Mangelanzeige richtig erstellen: Was eine §377-Rüge enthalten muss
Eine Mangelanzeige wirkt nur, wenn sie konkret, fristgerecht und belegbar ist. Welche Angaben hineingehören, welche Fehler die Rüge entwerten — und wie Bildnachweis den Unterschied macht.
Die Mangelanzeige ist das Dokument, mit dem ein Käufer im beiderseitigen Handelskauf seine Rechte sichert: Sie ist die Rüge nach §377 HGB. In der Praxis entscheidet ihre Qualität darüber, ob der Lieferant nacherfüllt — oder ob die Reklamation im „das war bei Anlieferung nicht so“-Pingpong endet.
Drei Anforderungen, an denen Rügen scheitern
1. Zu spät. Die Anzeige muss unverzüglich erfolgen — nach der Untersuchung bei offenen Mängeln, nach der Entdeckung bei versteckten. Wer Befunde sammelt und am Monatsende meldet, riskiert, dass die Ware als genehmigt gilt.
2. Zu unkonkret. „Lieferung mangelhaft“ ist keine Rüge. Der Lieferant muss erkennen können, welcher Mangel an welcher Ware in welchem Umfang gerügt wird. Eine brauchbare Mangelanzeige benennt:
- die Lieferung (Lieferschein-Nr., Datum, Artikel, Charge),
- den konkreten Mangel je Position — was genau, wo am Teil,
- den Umfang — wie viele Teile, welche Menge betroffen ist,
- die Einstufung — etwa ob der Mangel kritisch ist und die Annahme ausgeschlossen wird.
3. Nicht belegbar. Die Anzeige selbst ist formfrei — aber im Streitfall zählt, was sich beweisen lässt. Ein präzise am Bild markierter Mangel mit Zeitstempel ist eine andere Verhandlungsbasis als eine Textzeile.
Was eine starke Mangelanzeige ausmacht
Wirksame Mangelanzeigen haben drei Eigenschaften gemeinsam:
Sie entstehen aus der Prüfung — nicht danach. Wenn die Anzeige ein Nebenprodukt der dokumentierten Wareneingangsprüfung ist, stimmen Befunde, Mengen und Zeitpunkt automatisch überein. Wird sie Tage später aus dem Gedächtnis getippt, entstehen Widersprüche, die der Lieferant findet.
Der Mangel ist am Bild markiert. Eine Markierung direkt auf dem Foto — welcher Kratzer, welche Stelle, welcher Schweregrad — lässt wenig Raum für Interpretation. Das Foto gehört dabei zu einem Prüfschritt und einer Lieferung, nicht in einen losen Ordner.
Intern und extern sind getrennt. Der Lieferant bekommt die Mangelanzeige: die Befunde, sauber gruppiert, mit Bildbeleg. Die interne QS behält das Prüfprotokoll: den nachvollziehbaren Schritt-für-Schritt-Nachweis, aus dem auch hervorgeht, was in Ordnung war. Zwei Dokumente aus einem Vorgang — jedes für seinen Adressaten.

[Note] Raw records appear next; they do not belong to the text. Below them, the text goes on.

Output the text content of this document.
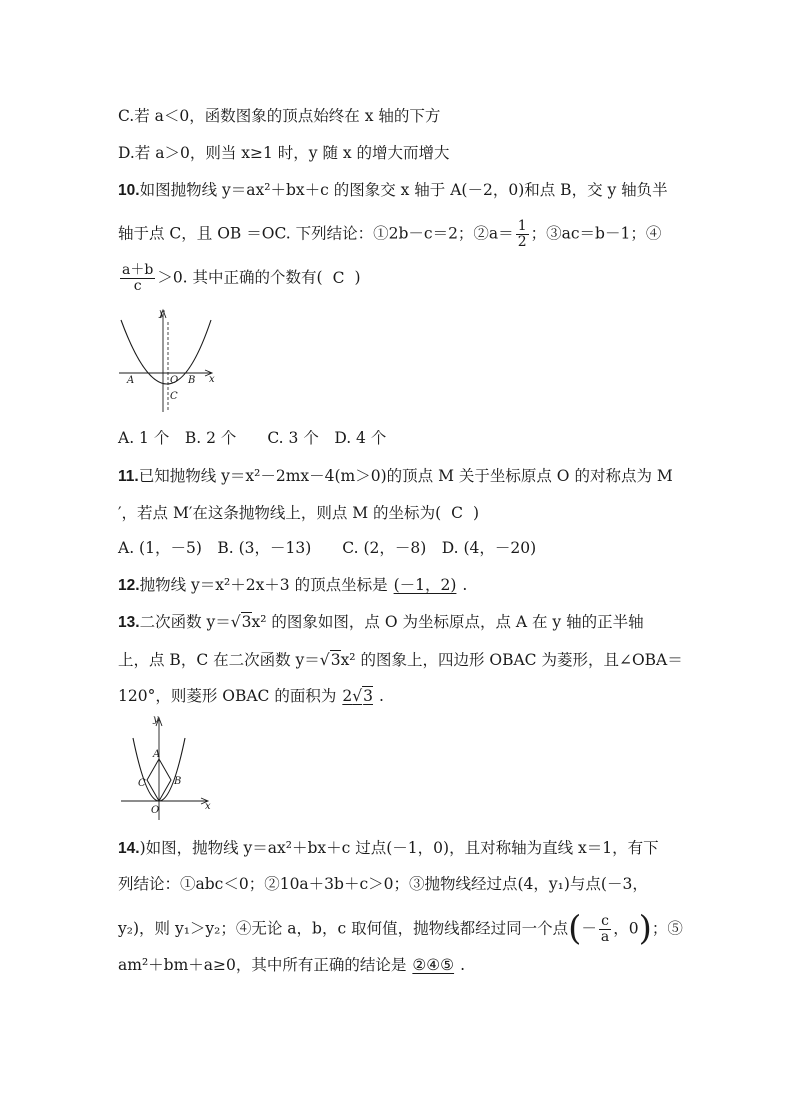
C.若 a＜0，函数图象的顶点始终在 x 轴的下方
D.若 a＞0，则当 x≥1 时，y 随 x 的增大而增大
10.如图抛物线 y＝ax²＋bx＋c 的图象交 x 轴于 A(－2，0)和点 B，交 y 轴负半
轴于点 C，且 OB ＝OC. 下列结论：①2b－c＝2；②a＝ $\frac{1}{2}$ ；③ac＝b－1；④
$\frac{a+b}{c} >0$. 其中正确的个数有( C )
y
x
A	O B
C
A. 1 个　B. 2 个　　C. 3 个　D. 4 个
11.已知抛物线 y＝x²－2mx－4(m＞0)的顶点 M 关于坐标原点 O 的对称点为 M
′，若点 M′在这条抛物线上，则点 M 的坐标为( C )
A. (1，－5)　B. (3，－13)　　C. (2，－8)　D. (4，－20)
12.抛物线 y＝x²＋2x＋3 的顶点坐标是 (－1，2) .
13.二次函数 y＝√3x² 的图象如图，点 O 为坐标原点，点 A 在 y 轴的正半轴
上，点 B，C 在二次函数 y＝√3x² 的图象上，四边形 OBAC 为菱形，且∠OBA＝
120°，则菱形 OBAC 的面积为 2√3 .
y
x
A
B
C
O
14.)如图，抛物线 y＝ax²＋bx＋c 过点(－1，0)，且对称轴为直线 x＝1，有下
列结论：①abc＜0；②10a＋3b＋c＞0；③抛物线经过点(4，y₁)与点(－3，
y₂)，则 y₁＞y₂；④无论 a，b，c 取何值，抛物线都经过同一个点(－ $\frac{c}{a}$ ，0)；⑤
am²＋bm＋a≥0，其中所有正确的结论是 ②④⑤ .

Der unterschätzte Punkt: das Gesamturteil
Eine Mangelanzeige ist glaubwürdiger, wenn das Urteil dahinter nachvollziehbar ist. Wenn die Entscheidung „Annahme mit Vorbehalt“ oder „Rückweisung“ aus festen Regeln folgt — ein kritischer Mangel führt zwingend zur Rückweisung, eine nicht geprüfte Position kann nicht stillschweigend durchrutschen — dann ist das Ergebnis keine Tagesform, sondern ein berechnetes Resultat. Genau das lässt sich auch dem Lieferanten gegenüber vertreten.
Checkliste: Ihre nächste Mangelanzeige
- Innerhalb welcher Frist geht die Anzeige raus — und ist der Zeitpunkt belegt?
- Sind Lieferung, Charge und Positionen eindeutig benannt?
- Ist jeder Mangel am Bild markiert, beschrieben und mit Menge versehen?
- Geht aus dem Dokument hervor, wer geprüft und wer freigegeben hat?
- Bleibt das interne Prüfprotokoll als nachvollziehbarer Nachweis erhalten?
Dieser Beitrag informiert allgemein und ersetzt keine Rechtsberatung im Einzelfall.